Thursday, January 29, 2009

Crisis and response

Way back in 2008 Bernard Madoff managed to wipe out several foundations. The theft he (allegedly) committed reduced several foundations' asset sheets to zero, left a lot of nonprofits with unfulfilled pledges from donors or unpaid grants on their books, and caused a lot of people a lot of hurt. He also caused a lot of people to look more closely at their own behavior, some to demand more regulation of nonprofits, a few to wonder "where were the regulators?" some to point fingers, others to "pick themselves up, dust themselves off" and start again. I've written on the Madoff-ripoff, its effects and responses at some length here, here, here, here, and here. Twitter feeds for Madoff are here.

Yesterday, The Jewish Funders Network announced a $5 million loan fund for organizations in crisis. In addition to the JFN effort, MoveOn, OSI, and Atlantic Philanthropies raised money for organizations hit by Madoff, as did a purely volunteer effort called TheyNeedUsNow.
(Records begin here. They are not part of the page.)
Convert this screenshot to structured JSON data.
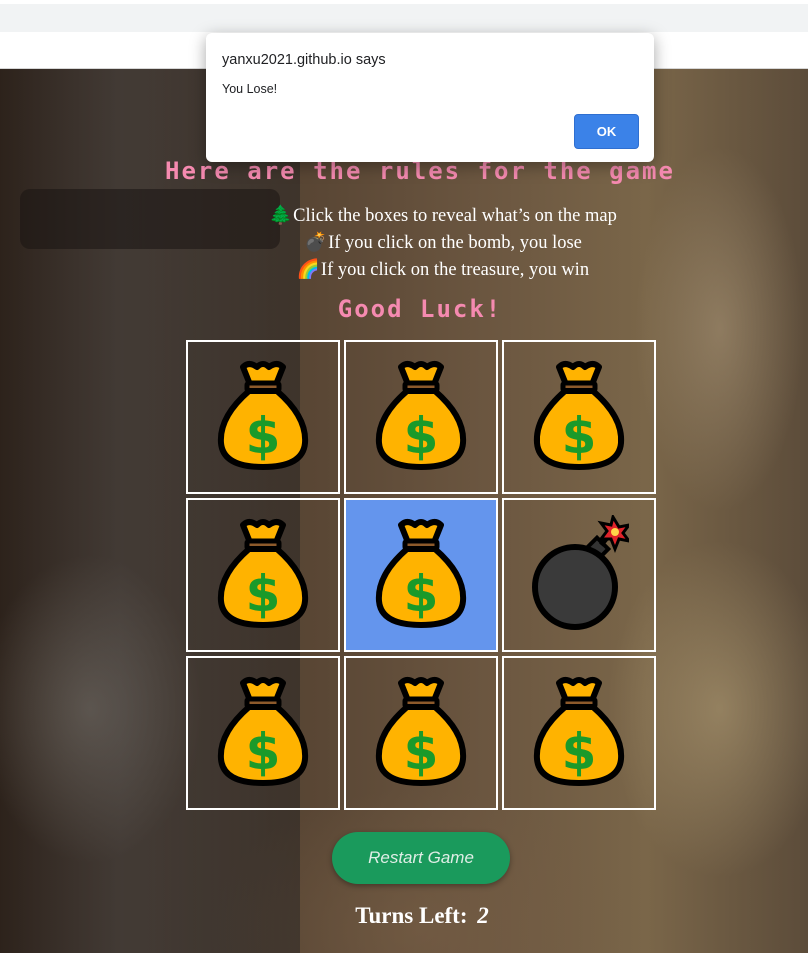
{
  "dialog": {
    "origin": "yanxu2021.github.io says",
    "message": "You Lose!",
    "ok_label": "OK"
  },
  "rules": {
    "title": "Here are the rules for the game",
    "lines": [
      {
        "icon": "tree-icon",
        "glyph": "🌲",
        "text": "Click the boxes to reveal what’s on the map"
      },
      {
        "icon": "bomb-icon",
        "glyph": "💣",
        "text": "If you click on the bomb, you lose"
      },
      {
        "icon": "rainbow-icon",
        "glyph": "🌈",
        "text": "If you click on the treasure, you win"
      }
    ],
    "good_luck": "Good Luck!"
  },
  "board": {
    "cells": [
      {
        "content": "money-bag-icon",
        "selected": false
      },
      {
        "content": "money-bag-icon",
        "selected": false
      },
      {
        "content": "money-bag-icon",
        "selected": false
      },
      {
        "content": "money-bag-icon",
        "selected": false
      },
      {
        "content": "money-bag-icon",
        "selected": true
      },
      {
        "content": "bomb-icon",
        "selected": false
      },
      {
        "content": "money-bag-icon",
        "selected": false
      },
      {
        "content": "money-bag-icon",
        "selected": false
      },
      {
        "content": "money-bag-icon",
        "selected": false
      }
    ],
    "selected_color": "#6495ed"
  },
  "restart_label": "Restart Game",
  "turns": {
    "label": "Turns Left:",
    "value": "2"
  },
  "colors": {
    "title_pink": "#f58ab0",
    "restart_green": "#1a9a5c",
    "ok_blue": "#3b82e8"
  }
}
Nicholas Kristof wrote about Madoff today - and published this list of 147 foundations who lost money in the scheme - in many cases, they lost ALL their money .

The New York Times
also ran a story yesterday about how the "ebbing economic tide" is revealing many other mini-Madoffs, something I remarked upon back in one of my early posts on this - Madoff may be big, but he's not alone. The Times also had a story on the proposed sell-off of the Rose Art Museum collection as a means to raise funds for Brandeis University, which - like peer universities has seen its endowment plummet in recent months - and may also have suffered from Madoff exposure.

It may still be too early to tell what all this adds up to - not just in terms of dollars, organizations, and good work lost, but in other important ways. Some areas worth watching over time include:
  • What is the longer-term damage to the "network" or "infrastructure" of organizations that do work on women's issues, progressive causes, and within the Jewish world? - three sometimes overlapping but usually distinct sub-sectors particularly hard hit by Madoff. Can these networks recreate themselves in stronger ways?
  • How are/will/should investment decision protocols and processes change at nonprofit organizations (including endowed foundations)? Will these change by virtue of "lessons learned" or will it take regulation?
  • How will donors react to this event in the longer-term? Will they ask different questions, seek more specific information from nonprofits, be scared away from giving, or reach more deeply into their pockets to help organizations hurt by others' crimes?
  • MoveOn took on a new role in working with Atlantic and OSI - will it expand this kind of work? What about online social networks in general - twitter, blogs, and facebook all sprouted #Madoff related sites - what might this event show us in terms of news, nonprofits, scandal and social media?
With all the bad economic news over the past months, the Madoff scandal might seem like long-ago history to some (sort of like Lehman Brothers, remember them?). To whole communities however - communities of donors, of nonprofits, and of individual activists or issues - Madoff's impact is still present and ongoing. As in natural disasters, there are both short-term and long-term needs and responses. The Madoff ripoff, a truly man-made disaster, will require the same kind of timeline and attention.

2 comments:

Adin said...

Lucy, thank you for writing this post. I fear that your analogy to natural disasters is very true; the need in these communities is obviously being felt now. But the fallout will continue for many months and a declining sense of urgency will not help these communities recover quickly.

PS This is a great blog post and not something that can be captured succinctly in 140 characters (my quiet vote for your continued blogging).

Anonymous said...

Lucy,

Nice post. "both short-term and long-term needs and responses. The Madoff ripoff, a truly man-made disaster, will require the same kind of timeline and attention."

There is a small but growing group of us crafting a network response to a network failure. I outlined the problem and started to lay a groundwork for a reponse at http://nonprofitnetworks.wetpaint.com/

It is not just one (even as large as the scale of fraud here) of the effects but ALSO the wave of compounding reactions (FROM US) that is the greatest threat to our capacity as a sector.

The combined effects of lots of individual groups all defaulting to immediate "survival logic" creates an amplifier effect destroying our own capacity.

Who is looking at not saving the groups, or replacing the revenue Madoff destroyed (both good goals) but who is looking at combined effects and how to best restructure the combined network of what is left in the wake of his fraud?

this is going to hard but how is philanthropy reacting to cascading failure. They are not.